We have reached the first test of Israel's disengagement from Gaza -- and it comes from the Israelis, not the Palestinians. Today, Benjamin "Bibi" Netanyahu -- former Prime Minister and most recently Finance Minister -- announced that he is challenging Ariel Sharon for chairmanship of the Likud (and, by extension, to be the party's candidate for the premiership).
Bibi hopes to tap into the huge disenchantment with disengagement among the 3,000 members of the Likud Central Committee -- who, like primary voters in the US, are more extreme than the rank-and-file -- and defeat Sharon as party leader, inevitably forcing early elections. (For an excellent run-down of the events that could lead to the fall of Sharon, go here).
Recent polling shows that Bibi has more than a good shot at winning the Central Committee vote (he led a poll taken last week, 47 percent to 30.5 percent), but it may be a Pyhrric victory. Sharon is significantly more popular among the general electorate, and most likely could beat Bibi (and a weak Labor candidate) in a general election match-up. All he needs is a party to do so. This, in turn, has raised the possibility of Sharon forming a centrist party with the pro-disengagement Likudniks, hawkish Laborites, and the secular Shinui party (which is now the third-largest party in the Israeli parliament).
While recent experiments with centrist parties led by venerable Israeli leaders have not fared well (the Center Party won 5 percent of the vote in 1999 and quickly dissolved into the political landscape), none of them have been led by a sitting, popular prime minister. And none have appeared at a time as tense as this one.
A few weeks ago, Michael Lind floated that idea that the US was undergoing an electoral realignment. Josh, myself, and others chimed in that this was the furthest thing from the case, and in fact, there was a good amount of stasis in US political system. To see what the conditions for realignment are: one can look to Israel. The Gaza disengagement has crystallized cleavages within Israeli society -- between religious and secular, or as Hirsch Goodman of the Jaffee Center for Strategic Studies put it on NPR this morning, between consolidationists and expansionists. The current political system does not accurately reflect these divides; there's a precipitating critical event (Gaza disengagement); and the personalities needed to lead people out of there long-standing partisan attachments are there. Realignment seems possible.
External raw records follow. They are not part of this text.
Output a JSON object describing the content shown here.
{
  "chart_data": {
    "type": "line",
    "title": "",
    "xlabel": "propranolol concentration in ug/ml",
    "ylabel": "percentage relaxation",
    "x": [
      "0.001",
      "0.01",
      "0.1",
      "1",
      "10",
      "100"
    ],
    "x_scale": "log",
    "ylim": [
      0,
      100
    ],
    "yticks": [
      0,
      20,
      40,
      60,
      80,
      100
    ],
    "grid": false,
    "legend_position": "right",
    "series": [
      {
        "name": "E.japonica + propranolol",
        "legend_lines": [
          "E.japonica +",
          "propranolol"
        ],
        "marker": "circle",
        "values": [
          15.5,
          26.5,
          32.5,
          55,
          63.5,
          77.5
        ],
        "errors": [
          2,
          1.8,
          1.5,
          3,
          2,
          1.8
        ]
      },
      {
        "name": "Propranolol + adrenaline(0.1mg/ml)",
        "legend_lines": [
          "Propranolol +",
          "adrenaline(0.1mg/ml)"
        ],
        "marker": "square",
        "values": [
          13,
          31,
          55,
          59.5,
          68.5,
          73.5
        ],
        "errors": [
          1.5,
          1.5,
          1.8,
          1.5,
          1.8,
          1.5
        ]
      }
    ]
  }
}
As a political scientist, the prospect of such a transformation in Israeli politics is exciting (political scientists' search for realignments is only rivaled in intensity by astronomers' search for extra-terrestial life). But the significance goes way beyond the academic.
The outcome of this next election in Israel will have a huge impact on the shape of the Middle East. Relying so much on the right wing of Likud, a Netanyahu victory would embolden the expansionist and religious elements within Israel, and leave the rest of the electorate that yearns for security and hopes -- but not naively -- for peace without a clear leader or even a clear partisan choice. As with disengagement, Sharon is, improbably and once again, the indispensable man.